Abstract

We consider a new class of huge-scale problems, the problems with sparse gradients. The most important functions of this type are piece-wise linear. For optimization problems with uniform sparsity of corresponding linear operators, we suggest a very efficient implementation of the iterations, which total cost depends logarithmically in the dimension. This technique is based on a recursive update of the results of matrix/vector products and the values of symmetric functions. It works well, for example, for matrices with few nonzero diagonals and for max-type functions.

We show that the updating technique can be efficiently coupled with the simplest gradient methods.

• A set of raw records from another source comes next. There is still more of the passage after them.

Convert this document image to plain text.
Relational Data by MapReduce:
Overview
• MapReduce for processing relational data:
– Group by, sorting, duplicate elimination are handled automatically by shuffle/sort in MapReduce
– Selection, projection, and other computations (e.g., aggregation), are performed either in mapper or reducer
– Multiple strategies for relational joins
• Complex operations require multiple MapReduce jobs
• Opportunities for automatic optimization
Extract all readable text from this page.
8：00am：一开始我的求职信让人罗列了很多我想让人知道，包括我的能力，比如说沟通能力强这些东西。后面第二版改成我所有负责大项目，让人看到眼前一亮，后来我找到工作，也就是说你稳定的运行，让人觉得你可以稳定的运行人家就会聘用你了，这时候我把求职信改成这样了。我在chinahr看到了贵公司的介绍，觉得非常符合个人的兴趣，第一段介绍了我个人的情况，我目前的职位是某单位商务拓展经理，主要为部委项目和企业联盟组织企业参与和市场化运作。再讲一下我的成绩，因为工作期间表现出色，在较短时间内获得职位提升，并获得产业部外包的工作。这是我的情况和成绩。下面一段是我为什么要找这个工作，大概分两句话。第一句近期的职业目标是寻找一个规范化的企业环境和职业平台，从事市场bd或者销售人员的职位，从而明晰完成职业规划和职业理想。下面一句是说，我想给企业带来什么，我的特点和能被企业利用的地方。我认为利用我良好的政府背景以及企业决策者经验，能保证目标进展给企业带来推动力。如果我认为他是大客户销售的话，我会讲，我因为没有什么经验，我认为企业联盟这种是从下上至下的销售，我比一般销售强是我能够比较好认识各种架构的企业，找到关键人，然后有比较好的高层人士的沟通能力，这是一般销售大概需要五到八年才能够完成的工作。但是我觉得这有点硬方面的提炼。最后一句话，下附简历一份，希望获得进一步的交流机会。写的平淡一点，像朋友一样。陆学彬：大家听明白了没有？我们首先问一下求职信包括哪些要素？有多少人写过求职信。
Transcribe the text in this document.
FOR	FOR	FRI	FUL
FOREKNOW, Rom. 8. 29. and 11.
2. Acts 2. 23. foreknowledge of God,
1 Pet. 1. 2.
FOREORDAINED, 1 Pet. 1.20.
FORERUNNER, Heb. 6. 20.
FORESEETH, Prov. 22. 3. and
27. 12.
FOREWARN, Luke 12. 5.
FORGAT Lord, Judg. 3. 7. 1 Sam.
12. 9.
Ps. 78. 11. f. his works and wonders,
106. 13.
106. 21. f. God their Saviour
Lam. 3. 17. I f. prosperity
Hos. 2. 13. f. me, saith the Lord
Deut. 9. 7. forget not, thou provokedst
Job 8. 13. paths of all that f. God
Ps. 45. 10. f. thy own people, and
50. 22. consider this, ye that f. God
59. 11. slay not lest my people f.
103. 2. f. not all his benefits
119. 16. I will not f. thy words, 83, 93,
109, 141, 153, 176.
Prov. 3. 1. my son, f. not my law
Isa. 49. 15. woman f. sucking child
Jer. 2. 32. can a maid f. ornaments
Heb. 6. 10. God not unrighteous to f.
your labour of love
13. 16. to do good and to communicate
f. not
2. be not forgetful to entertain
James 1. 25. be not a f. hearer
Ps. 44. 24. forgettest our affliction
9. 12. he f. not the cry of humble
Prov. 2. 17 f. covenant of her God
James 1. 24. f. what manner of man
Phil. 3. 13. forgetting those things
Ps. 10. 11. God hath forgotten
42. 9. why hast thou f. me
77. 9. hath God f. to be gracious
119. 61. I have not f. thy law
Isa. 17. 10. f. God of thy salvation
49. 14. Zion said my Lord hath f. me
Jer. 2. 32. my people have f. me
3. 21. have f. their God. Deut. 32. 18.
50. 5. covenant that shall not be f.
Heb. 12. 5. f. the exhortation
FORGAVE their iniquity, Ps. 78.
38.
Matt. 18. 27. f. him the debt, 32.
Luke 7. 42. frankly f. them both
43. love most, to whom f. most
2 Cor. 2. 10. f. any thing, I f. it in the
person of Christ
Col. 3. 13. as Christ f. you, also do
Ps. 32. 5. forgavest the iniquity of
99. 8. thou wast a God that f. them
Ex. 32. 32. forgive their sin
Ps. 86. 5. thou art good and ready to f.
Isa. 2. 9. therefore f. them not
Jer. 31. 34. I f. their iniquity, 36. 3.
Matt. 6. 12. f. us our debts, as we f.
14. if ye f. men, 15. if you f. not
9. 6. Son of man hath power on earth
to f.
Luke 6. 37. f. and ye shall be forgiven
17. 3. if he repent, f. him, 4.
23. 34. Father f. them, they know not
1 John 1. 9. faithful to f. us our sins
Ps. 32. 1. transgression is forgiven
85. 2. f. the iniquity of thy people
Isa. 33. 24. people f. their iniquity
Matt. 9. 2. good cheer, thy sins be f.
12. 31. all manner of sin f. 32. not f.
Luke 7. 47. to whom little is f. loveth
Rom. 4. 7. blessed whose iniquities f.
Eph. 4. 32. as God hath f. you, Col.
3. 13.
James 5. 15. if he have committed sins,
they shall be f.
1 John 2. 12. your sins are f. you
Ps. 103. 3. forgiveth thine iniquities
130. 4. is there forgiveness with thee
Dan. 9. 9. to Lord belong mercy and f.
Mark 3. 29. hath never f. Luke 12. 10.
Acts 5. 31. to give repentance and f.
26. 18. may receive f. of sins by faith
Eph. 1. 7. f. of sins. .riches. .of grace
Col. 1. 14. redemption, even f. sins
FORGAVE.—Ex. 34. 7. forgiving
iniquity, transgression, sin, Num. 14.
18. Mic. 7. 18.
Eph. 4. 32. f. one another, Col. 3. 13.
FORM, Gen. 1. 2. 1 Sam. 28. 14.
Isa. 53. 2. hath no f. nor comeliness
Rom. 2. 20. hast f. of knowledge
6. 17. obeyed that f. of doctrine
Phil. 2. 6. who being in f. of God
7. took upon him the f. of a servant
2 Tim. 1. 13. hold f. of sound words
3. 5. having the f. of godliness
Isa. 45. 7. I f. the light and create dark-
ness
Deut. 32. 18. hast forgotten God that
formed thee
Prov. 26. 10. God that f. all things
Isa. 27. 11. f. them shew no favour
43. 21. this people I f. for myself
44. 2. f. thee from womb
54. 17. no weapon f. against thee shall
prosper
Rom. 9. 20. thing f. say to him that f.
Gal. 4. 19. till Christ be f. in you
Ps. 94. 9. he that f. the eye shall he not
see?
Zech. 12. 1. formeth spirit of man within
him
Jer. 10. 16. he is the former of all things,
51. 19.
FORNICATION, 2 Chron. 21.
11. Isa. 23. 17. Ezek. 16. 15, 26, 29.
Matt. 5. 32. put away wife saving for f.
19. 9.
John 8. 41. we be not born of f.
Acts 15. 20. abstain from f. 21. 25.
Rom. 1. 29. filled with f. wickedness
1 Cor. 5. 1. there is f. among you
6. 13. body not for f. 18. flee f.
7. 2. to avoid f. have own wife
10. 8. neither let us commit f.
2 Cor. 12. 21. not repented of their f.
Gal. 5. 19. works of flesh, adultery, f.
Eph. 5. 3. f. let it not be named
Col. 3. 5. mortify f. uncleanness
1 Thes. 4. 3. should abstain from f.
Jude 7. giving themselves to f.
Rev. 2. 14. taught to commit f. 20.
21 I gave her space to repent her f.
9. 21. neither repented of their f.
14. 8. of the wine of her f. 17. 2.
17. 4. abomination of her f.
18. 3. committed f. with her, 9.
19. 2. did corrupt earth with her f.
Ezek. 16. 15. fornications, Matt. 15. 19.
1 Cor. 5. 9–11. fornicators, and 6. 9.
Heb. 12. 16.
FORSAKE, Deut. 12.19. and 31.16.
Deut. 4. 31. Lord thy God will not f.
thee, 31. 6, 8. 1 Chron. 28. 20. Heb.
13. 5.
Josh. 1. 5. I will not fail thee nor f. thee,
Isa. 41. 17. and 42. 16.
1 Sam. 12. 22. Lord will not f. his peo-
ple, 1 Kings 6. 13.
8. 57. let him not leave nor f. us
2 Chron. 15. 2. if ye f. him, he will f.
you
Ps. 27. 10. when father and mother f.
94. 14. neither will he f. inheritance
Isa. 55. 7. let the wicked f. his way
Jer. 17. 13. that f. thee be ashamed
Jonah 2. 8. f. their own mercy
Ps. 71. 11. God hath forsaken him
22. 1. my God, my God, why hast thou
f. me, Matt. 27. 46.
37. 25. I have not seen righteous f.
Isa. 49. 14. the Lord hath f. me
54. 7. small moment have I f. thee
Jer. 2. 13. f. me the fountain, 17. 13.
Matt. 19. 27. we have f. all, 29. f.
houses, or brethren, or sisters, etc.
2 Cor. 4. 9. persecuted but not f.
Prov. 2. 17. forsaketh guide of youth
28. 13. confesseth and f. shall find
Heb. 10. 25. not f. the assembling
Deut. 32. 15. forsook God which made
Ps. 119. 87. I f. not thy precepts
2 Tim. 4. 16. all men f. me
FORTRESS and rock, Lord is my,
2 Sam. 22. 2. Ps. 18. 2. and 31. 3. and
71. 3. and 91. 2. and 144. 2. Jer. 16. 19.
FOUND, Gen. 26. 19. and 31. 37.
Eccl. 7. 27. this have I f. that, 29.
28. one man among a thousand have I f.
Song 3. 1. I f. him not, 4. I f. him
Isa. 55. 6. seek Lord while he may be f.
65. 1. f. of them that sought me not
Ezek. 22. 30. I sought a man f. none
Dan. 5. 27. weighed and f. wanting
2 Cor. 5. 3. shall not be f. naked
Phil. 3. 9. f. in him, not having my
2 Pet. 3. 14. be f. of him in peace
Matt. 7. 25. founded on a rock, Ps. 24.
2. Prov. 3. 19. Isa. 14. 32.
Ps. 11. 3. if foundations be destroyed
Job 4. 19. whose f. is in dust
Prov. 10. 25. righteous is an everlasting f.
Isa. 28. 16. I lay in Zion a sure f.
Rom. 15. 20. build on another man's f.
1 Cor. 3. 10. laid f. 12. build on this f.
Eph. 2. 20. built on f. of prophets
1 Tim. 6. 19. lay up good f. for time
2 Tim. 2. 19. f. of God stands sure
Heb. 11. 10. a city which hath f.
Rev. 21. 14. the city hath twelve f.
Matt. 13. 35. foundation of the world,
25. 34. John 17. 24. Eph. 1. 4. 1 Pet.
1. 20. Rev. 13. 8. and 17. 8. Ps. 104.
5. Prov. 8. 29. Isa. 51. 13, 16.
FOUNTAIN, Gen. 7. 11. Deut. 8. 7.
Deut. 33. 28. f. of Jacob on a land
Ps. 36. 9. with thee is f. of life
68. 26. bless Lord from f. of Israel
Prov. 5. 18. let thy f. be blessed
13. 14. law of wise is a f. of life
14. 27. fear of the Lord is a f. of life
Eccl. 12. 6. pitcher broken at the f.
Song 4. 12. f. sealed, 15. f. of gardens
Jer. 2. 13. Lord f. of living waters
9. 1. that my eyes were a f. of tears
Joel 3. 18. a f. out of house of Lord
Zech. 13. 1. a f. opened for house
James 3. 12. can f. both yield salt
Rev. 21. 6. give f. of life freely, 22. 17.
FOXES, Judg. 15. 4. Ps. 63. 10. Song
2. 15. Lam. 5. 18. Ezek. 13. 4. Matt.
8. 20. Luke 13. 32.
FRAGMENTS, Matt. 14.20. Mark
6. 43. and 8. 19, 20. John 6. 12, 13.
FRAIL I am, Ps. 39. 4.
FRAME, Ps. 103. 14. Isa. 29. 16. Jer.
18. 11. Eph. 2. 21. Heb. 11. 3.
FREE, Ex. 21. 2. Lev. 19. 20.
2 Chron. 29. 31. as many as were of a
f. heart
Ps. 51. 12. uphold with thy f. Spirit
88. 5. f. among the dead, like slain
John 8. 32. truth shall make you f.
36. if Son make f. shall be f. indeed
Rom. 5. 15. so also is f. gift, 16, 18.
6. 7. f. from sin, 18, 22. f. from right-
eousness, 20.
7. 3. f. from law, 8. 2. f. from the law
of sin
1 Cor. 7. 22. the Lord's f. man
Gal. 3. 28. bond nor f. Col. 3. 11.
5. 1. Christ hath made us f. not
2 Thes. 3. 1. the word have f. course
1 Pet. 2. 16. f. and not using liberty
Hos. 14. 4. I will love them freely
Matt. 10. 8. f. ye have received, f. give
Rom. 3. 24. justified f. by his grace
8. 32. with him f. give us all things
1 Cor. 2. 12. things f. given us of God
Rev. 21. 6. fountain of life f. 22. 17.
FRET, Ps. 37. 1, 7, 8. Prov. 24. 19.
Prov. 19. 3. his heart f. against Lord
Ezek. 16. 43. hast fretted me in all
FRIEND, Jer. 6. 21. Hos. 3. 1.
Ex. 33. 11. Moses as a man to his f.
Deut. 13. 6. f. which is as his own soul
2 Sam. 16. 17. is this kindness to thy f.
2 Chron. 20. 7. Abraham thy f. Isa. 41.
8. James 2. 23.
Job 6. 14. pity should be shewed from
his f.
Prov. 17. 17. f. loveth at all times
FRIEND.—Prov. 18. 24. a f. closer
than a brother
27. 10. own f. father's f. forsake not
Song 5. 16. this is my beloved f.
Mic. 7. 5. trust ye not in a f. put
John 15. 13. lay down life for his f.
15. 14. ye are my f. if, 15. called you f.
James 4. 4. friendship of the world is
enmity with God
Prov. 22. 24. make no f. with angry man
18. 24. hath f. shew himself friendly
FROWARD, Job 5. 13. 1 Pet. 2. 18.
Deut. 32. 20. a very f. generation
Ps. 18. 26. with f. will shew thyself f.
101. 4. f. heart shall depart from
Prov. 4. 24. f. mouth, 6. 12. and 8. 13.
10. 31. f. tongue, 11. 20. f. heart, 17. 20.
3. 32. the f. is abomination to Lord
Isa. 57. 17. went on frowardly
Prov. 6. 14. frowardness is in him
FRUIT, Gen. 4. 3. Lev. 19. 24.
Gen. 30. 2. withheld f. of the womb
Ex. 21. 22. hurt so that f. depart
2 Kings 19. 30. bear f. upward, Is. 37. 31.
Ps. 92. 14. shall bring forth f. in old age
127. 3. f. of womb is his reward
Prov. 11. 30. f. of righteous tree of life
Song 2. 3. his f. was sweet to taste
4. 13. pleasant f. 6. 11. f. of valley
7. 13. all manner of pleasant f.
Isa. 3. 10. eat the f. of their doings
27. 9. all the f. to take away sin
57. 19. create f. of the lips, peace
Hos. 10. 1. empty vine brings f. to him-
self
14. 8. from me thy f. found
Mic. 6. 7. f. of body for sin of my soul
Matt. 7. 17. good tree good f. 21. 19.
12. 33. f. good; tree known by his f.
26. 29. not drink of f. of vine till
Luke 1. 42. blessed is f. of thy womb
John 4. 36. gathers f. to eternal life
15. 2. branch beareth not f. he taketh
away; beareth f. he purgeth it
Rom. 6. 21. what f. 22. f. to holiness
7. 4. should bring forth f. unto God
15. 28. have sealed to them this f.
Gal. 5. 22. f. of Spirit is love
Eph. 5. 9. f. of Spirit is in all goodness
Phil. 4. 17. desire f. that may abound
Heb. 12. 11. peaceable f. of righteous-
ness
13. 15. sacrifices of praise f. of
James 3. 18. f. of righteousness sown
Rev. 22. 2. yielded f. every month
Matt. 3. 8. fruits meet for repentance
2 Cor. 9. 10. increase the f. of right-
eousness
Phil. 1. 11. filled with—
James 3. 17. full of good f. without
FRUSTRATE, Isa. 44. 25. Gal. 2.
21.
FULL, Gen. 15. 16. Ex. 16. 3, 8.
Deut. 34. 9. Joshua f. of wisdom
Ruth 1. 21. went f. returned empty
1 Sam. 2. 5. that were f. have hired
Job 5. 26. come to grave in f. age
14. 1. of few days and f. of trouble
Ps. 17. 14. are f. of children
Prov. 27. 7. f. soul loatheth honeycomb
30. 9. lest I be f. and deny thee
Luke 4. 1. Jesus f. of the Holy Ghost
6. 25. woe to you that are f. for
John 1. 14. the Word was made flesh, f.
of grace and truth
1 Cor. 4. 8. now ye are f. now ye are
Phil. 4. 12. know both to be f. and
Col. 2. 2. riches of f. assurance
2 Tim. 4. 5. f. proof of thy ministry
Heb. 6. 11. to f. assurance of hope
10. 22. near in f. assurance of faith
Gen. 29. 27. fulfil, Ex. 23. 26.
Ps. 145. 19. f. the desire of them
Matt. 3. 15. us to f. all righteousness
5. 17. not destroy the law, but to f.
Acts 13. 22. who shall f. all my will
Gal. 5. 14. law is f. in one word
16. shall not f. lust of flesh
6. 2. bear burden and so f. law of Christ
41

Similar results can be obtained for a new non- smooth random variant of a coordinate descent scheme. We present also the promising results of preliminary computational experiments and discuss extensions of this technique.

Biography: Yurii Nesterov is a professor at the Catholic University of Louvain, Belgium, where he is a member of the Center for Operations Research and Econometrics (CORE). He is the author of 4 monographs and more than 80 refereed papers in leading optimization journals. He was awarded with the Dantzig Prize 2000 given by SIAM and the Mathematical Programming Society (for research having a major impact on the field of mathematical programming), the John von Neumann Theory Prize 2009 given by INFORMS , the Charles Broyden prize 2010 (for the best paper in Optimization Methods and Software journal), and the Honorable Francqui Chair (University of Liège, 2011-2012). The main direction of his research is the development of efficient numerical methods for convex and nonconvex optimization problems supported by a global complexity analysis. The most important results are obtained for general interior-point methods (theory of self-concordant functions), fast gradient methods (smoothing technique), and global complexity analysis of the second-order schemes (cubic regularization of the Newton’s method).